Astrocytes are one of a number of different classes of supporting cells of the brain, and researchers here investigate how they might be involved in the progression of Alzheimer's disease - though with the caution they they are looking at early-onset Alzheimer's linked to specific mutations. These variants of the condition may be accelerated by processes that are not relevant in the more common form. Either way, Alzheimer's disease is an enormously complex condition; all cell types in the brain change their behavior or are impacted in some way by inflammation, rising levels of protein aggregates such as amyloid-β, or other aspects of aging. Separating cause and effect of the disease state from everything else is a challenging undertaking, not least because the animal species used in the laboratory do not naturally suffer any sort of condition resembling Alzheimer's. So there is always the question of whether or not the very artificial animal models of the disease are close enough to the human condition to steer research in the right direction. This is the case for the biology of astrocytes in particular, and so the researchers here adopt a more modern approach of generating cells for study from human patients.
Alzheimer's disease (AD) is the most common dementia type, with no treatment to slow down the progression of the disease currently available. The mechanisms of AD are poorly understood, and drug therapy has focused on restoring the normal function of neurons and microglia, i.e. cells mediating brain inflammation. The new study shows that astrocytes, also known as the housekeeping cells of the brain, promote the decline of neuron function in AD. The findings suggest that at least some familial forms of AD are strongly associated with irregular astrocyte function, which promotes brain inflammation and weakens neurons' energy production and signalling.
Astrocytes are important brain cells, as they support neurons in many different ways. Astrocytes are responsible, for example, for the energy production of the brain, ion and pH balance, and they regulate synapse formation, the connections between neurons. Recent evidence suggests that human astrocytes are very different from their rodent counterparts and thus, it would be essential to use human cells to study human diseases. However, the availability of human astrocytes for research has been very limited. The study used the induced pluripotent stem cell technology, which enables the generation of pluripotent stem cells from human skin fibroblasts. These induced stem cells can then be further differentiated to brain cells, e.g. neurons and astrocytes, with the same genetic background as the donor had.

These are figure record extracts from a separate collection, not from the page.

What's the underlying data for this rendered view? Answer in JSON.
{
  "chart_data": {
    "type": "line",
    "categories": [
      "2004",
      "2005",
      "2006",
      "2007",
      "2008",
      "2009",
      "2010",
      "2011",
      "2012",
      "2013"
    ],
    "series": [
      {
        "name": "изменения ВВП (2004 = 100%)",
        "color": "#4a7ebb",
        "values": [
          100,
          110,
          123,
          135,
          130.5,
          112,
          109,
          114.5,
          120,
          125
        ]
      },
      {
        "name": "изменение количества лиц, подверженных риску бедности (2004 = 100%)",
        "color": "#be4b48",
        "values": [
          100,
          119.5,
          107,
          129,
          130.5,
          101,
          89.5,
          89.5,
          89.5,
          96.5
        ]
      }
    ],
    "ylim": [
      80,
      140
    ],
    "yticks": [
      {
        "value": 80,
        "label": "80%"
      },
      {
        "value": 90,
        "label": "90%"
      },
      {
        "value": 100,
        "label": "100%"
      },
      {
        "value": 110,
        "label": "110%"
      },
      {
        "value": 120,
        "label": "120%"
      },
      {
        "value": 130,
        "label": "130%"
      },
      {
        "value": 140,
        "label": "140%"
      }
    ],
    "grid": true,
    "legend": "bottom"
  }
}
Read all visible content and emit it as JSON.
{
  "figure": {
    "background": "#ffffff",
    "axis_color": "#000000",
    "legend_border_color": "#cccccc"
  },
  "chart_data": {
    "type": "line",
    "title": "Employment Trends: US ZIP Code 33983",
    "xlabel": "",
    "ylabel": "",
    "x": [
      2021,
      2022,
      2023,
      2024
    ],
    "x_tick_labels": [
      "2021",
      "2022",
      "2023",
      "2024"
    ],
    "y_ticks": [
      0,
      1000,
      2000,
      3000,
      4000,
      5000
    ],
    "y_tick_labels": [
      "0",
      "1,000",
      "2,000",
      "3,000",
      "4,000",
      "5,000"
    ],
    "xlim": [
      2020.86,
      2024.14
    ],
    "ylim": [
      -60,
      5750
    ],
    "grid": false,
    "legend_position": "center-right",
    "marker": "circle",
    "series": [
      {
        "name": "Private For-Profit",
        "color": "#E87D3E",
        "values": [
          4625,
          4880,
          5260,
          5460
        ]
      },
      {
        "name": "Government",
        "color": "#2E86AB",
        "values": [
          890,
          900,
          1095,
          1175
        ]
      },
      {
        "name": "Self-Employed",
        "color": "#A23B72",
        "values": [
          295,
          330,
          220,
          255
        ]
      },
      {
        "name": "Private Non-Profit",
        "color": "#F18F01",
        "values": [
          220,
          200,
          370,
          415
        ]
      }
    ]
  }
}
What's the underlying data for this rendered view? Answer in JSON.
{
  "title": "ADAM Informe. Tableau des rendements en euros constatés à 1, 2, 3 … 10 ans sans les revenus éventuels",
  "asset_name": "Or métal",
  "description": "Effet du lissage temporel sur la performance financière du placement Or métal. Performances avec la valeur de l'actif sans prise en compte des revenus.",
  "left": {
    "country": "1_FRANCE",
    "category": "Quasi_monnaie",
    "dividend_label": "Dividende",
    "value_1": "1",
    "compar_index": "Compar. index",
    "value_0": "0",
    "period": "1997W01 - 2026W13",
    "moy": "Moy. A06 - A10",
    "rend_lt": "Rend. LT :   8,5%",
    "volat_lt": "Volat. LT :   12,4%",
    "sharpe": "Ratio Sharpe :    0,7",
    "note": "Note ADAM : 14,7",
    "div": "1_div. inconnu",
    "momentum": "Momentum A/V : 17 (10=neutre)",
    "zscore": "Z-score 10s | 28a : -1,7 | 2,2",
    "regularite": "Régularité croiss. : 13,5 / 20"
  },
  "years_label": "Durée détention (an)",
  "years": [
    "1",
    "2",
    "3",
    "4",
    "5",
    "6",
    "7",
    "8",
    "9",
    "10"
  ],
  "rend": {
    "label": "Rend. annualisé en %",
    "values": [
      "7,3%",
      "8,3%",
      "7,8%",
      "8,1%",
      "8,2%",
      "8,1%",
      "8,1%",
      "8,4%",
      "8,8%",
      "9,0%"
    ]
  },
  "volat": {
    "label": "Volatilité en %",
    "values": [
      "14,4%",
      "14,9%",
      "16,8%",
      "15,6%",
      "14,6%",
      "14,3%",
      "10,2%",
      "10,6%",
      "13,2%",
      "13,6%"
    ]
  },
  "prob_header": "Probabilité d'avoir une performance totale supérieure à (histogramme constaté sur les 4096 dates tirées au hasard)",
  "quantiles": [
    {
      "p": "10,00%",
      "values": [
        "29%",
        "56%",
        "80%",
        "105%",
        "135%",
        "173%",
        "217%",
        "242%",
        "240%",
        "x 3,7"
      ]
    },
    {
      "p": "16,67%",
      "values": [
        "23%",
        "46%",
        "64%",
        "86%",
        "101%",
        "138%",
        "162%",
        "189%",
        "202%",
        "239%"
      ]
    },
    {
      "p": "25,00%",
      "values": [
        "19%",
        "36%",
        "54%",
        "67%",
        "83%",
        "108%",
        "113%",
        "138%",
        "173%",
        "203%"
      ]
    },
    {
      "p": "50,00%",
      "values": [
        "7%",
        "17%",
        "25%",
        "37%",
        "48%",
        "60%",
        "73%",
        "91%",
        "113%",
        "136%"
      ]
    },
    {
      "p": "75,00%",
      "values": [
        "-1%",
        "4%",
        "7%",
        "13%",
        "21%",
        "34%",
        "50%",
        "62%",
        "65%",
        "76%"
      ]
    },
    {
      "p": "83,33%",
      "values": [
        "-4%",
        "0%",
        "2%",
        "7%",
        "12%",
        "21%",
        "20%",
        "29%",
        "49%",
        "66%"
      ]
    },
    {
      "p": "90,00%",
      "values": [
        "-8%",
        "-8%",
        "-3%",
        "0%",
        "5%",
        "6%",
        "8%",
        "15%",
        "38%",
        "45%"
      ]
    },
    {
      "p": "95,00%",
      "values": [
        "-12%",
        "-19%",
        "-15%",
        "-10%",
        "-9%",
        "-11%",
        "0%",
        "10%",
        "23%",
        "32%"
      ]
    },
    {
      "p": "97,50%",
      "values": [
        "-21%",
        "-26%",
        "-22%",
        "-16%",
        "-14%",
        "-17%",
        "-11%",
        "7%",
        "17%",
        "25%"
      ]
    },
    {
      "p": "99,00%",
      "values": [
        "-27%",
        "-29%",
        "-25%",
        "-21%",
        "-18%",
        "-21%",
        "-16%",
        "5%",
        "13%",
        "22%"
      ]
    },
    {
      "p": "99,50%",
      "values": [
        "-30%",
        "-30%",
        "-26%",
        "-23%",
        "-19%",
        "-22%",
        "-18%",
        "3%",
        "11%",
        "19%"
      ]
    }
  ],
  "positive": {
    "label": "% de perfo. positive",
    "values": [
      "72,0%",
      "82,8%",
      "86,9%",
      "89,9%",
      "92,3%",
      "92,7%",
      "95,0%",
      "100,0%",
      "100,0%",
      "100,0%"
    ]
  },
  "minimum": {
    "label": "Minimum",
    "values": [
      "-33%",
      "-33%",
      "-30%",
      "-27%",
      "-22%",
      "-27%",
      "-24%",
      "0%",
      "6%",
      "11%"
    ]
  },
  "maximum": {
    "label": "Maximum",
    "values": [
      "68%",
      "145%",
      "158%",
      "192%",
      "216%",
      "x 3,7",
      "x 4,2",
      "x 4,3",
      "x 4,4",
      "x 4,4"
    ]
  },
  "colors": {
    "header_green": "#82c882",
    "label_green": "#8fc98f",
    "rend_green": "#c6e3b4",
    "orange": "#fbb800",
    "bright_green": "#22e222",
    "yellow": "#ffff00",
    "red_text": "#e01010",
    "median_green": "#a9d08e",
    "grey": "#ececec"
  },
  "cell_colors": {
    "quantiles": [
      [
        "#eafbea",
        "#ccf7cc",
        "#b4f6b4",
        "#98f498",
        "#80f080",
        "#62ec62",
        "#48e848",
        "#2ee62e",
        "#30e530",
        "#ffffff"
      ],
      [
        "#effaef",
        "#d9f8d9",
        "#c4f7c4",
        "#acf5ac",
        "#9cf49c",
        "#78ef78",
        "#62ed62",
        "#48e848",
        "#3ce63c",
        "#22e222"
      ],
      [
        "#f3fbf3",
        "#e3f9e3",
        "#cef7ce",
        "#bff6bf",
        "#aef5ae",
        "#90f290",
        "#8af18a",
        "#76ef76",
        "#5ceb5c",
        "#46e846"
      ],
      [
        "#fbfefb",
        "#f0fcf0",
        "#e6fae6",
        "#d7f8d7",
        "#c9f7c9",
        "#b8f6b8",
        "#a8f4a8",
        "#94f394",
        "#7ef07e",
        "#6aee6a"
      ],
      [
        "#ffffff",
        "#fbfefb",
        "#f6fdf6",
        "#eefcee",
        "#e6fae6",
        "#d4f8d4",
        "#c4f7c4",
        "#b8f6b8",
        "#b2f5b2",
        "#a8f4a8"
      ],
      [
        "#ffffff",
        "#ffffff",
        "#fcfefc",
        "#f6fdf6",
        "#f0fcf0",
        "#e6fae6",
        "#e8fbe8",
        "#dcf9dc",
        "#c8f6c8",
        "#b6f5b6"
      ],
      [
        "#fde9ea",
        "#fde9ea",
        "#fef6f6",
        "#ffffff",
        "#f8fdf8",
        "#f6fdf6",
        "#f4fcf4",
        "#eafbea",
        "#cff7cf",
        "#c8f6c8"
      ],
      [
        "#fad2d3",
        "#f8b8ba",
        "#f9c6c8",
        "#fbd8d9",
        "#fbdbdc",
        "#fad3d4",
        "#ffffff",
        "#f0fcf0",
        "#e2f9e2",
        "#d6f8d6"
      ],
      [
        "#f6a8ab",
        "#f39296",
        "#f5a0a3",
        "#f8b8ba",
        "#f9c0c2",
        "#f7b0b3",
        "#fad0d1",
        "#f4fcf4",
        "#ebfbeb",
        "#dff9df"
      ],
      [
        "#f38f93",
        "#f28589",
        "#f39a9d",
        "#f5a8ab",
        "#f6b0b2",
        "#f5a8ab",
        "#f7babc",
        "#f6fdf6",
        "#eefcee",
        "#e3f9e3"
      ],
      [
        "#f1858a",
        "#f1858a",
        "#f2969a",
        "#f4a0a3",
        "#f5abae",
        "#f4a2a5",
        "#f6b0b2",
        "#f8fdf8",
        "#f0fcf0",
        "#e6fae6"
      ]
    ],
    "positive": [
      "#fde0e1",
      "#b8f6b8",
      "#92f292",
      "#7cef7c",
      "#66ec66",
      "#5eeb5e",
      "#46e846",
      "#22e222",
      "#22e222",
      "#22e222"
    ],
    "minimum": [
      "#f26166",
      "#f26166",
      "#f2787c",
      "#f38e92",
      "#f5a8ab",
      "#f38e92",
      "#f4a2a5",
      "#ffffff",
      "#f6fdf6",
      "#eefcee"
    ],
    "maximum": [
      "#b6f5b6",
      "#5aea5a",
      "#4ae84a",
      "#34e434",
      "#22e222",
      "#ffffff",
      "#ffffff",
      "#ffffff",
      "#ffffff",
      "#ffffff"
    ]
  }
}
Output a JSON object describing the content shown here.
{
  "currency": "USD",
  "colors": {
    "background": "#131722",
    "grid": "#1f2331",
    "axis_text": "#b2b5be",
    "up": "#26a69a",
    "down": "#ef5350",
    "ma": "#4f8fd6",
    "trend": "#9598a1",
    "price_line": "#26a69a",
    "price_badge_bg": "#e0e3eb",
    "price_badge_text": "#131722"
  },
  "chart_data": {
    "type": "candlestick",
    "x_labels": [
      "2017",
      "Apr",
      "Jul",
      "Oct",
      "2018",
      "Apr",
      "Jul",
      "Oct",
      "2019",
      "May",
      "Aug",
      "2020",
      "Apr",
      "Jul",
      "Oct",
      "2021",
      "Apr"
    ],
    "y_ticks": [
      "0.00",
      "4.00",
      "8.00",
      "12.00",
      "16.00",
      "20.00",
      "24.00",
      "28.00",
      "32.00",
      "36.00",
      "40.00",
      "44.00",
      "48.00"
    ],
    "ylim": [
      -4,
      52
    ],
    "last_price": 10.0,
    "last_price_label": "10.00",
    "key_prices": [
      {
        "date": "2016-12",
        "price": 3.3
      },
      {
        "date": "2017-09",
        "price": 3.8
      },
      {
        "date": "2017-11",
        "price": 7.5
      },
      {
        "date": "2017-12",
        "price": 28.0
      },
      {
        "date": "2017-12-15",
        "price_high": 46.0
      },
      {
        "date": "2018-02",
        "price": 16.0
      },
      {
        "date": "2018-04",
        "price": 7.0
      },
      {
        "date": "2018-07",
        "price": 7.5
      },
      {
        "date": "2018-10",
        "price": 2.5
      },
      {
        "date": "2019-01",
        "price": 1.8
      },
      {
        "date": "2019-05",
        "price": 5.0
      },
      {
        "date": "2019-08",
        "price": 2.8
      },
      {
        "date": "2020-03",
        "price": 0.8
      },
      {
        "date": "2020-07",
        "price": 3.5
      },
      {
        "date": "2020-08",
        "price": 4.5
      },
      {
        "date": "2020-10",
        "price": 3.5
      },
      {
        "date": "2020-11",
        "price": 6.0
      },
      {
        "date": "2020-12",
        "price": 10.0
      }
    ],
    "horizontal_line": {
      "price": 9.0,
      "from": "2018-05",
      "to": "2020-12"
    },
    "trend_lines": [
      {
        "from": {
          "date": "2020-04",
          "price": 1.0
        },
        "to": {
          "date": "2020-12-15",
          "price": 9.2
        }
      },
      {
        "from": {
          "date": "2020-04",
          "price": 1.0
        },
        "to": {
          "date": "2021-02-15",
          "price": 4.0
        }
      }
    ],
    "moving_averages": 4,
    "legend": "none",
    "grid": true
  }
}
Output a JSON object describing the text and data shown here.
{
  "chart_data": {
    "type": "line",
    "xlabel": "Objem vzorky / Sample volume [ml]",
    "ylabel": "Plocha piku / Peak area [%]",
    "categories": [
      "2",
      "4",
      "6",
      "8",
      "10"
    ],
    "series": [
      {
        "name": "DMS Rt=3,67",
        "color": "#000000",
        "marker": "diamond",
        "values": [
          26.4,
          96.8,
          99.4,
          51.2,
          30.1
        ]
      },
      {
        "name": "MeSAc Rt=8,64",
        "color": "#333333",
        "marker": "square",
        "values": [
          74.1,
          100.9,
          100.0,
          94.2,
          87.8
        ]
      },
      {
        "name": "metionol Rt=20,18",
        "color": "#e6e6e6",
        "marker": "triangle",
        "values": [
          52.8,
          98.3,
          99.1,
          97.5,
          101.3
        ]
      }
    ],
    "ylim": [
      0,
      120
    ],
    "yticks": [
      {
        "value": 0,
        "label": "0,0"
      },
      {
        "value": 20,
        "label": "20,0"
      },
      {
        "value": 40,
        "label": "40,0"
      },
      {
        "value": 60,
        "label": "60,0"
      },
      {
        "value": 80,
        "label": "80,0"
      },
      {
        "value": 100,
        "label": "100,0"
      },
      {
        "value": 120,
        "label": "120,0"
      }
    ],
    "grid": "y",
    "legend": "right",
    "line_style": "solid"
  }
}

The study compared astrocytes from familial AD patients carrying a mutation in the presenilin 1 gene to astrocytes from healthy donors, and the effects of these cells on healthy neurons were also analysed.
The researchers found out that astrocytes in patients with Alzheimer's disease produced significantly more beta-amyloid than astrocytes in persons without AD. Beta-amyloid is a toxic protein that is known to accumulate in the brains of AD patients. In addition, AD astrocytes secreted more cytokines, which are thought to mediate inflammation. AD astrocytes also showed alterations in their energy metabolism which likely led to increased production of reactive oxygen species and reduced production of lactate, an important energy substrate for neurons. Finally, when astrocytes were co-cultured with healthy neurons, AD astrocytes caused significant changes on the signaling activity of neurons when compared to healthy astrocytes.